重要思考で挑め - K.I.T.三谷宏治氏
休憩を挟んでの第三部では、K.I.T.虎ノ門大学院の教授の三谷宏治氏が登壇し、「重要思考 - SEからコンサルタントへ」と題して講演。三谷氏は、ボストンコンサルティンググループやアクセンチュアで経営戦略コンサルタントとして国内外数十社のプロジェクトに携わってきた自身の経験を踏まえ、経営の視点でのビジネス戦略の発想法を聴衆に問いかけながら実践的にアドバイスした。
K.I.T.虎ノ門大学院 教授 三谷宏治氏 |
同氏はまず、IT業界の特徴として、技術の進歩が速く、取り扱う範囲が広いという難しさがあると指摘。「このことは、速さについていくという点で若者にとって有利である反面、放っておくと、技術寄りになり、たこつぼ化するおそれも併せ持っている。また、発想法としても、決まったことを進めるだけのトップダウン思考に陥りがちな面がある」という。
そんな中だからこそ、エンジニアは、「キャリアチェンジを常に意識し、コンサルタントとしてのスキルを身につけていくことが重要だ」とする。三谷氏によると、コンサルタントの語源をたどると、共に座る者といった意味となるという。
「企業にとってコンサルタントとは、企業のよりよき意思決定をアドバイスし、その実行を支援する者ということ。例えば、ITコンサルタントは、システムの構築フェーズにおいて、アーキテクチャの決定、開発体制の構築、進捗管理体制の構築、要件と予算・納期とのトレードオフの提示という4つを担っていく。これが、ITコンサルタントにとっての"勝負所"となる」
同氏によると、特にこうした上流行程が難しいのは、やりたいこととできることのギャップが見えにくいという事情がある。例えば、経営者にとっては「10年後を見据えることは難しい」ことが常識になっていても、システム開発の現場では「10年動くシステムを作る」ことが求められたりする。また、ある機能を実装しないと売上げにどのくらい影響がでるか、実現するシステムによってROIが何倍になるかといったトレードオフも示しにくい。
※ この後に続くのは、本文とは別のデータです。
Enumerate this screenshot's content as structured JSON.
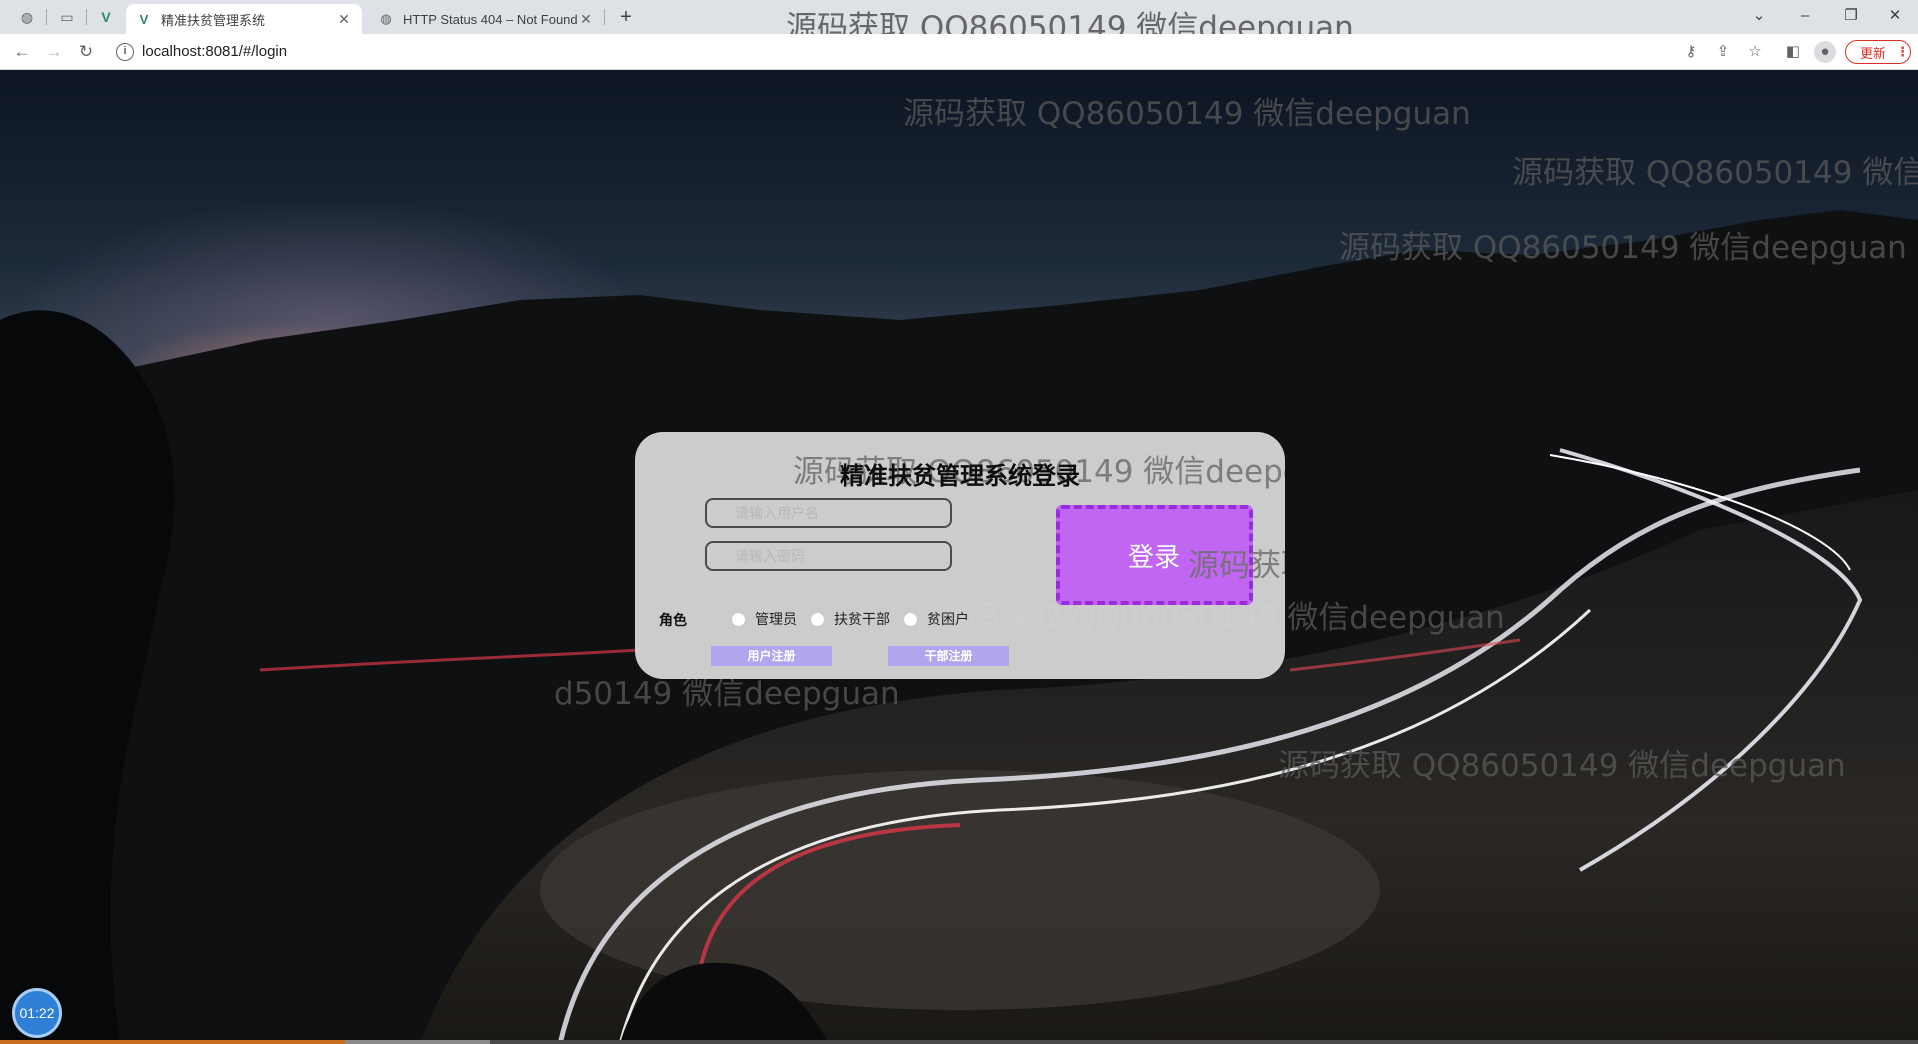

では、そうした勝負所を攻めきるためには、どういったスキルが必要になるのか。三谷氏は、その1つとして「重要思考」を上げる。重要思考とは、最も大切なことを決定し、そこを中心に、戦略、効用、施策という3階層で意思決定を行っていく思考法のこと。セミナーでは、この思考法について、K.I.T.虎ノ門大学院で実際に行われている例題を参加者に投げかけるスタイルで解説した。
三谷氏が出した例題は、「トヨタ自動車をもっと強くする戦略とは何か」。ヒントとして、同社が売上げ(台数)世界一、時価総額世界一であることを説明し、「重要思考では『重要』なところで『継続的な』差があるかどうかに注目する」ということのみを伝えた。参加者は自身の考えを3分間でまとめ、さらに3分間で隣どうしでディスカッションを行った。
三谷氏は、「中国で勝負する、安い車でインドで勝負するなどいろいろ考えたと思うが」としながら、この場合のポイントは「ナンバー1であることを強みとして、なるべく大きな土俵で勝負すること」と説明。具体的には、スケール・メリットを出すために、固定費的な研究開発費や広告宣伝費などに注目し、継続的な差別化を図ることが適した戦略になるとした。そして、これをさらに重要思考で掘り下げていくと、安全への広告投資(同社の安全性評価GOAなど)、燃費へのR&D投資(ハイブリッド車、燃料電池車など)、インフラ投資(ITSなど)が具体的な施策になる。
セミナーでは、このほかにも、ガソリン税導入を報じる大手新聞の論調の読み解き方や、自動車メーカーがCRM戦略の1つとしてシッョピング・センターを設置することの意義などについての例題も示された。
最後に、三谷氏は、「キャリアチェンジの壁が厚いことは確かだ。だが、IT業界が若者にとって有利であるように、コンサルタントへのキャリアチェンジにおいても、未経験であることが有利な条件となる場合もある。コンサルタントに求められるのは、経験よりも、戦略的な発想がいかにできるかだからだ」と強調。キャリアチェンジの壁を越えるためにも、日々の業務のなかで重要なことは何かを考え続けたり、その技術をビジネス・スクールなどを利用して具体的に習得することをすすめた。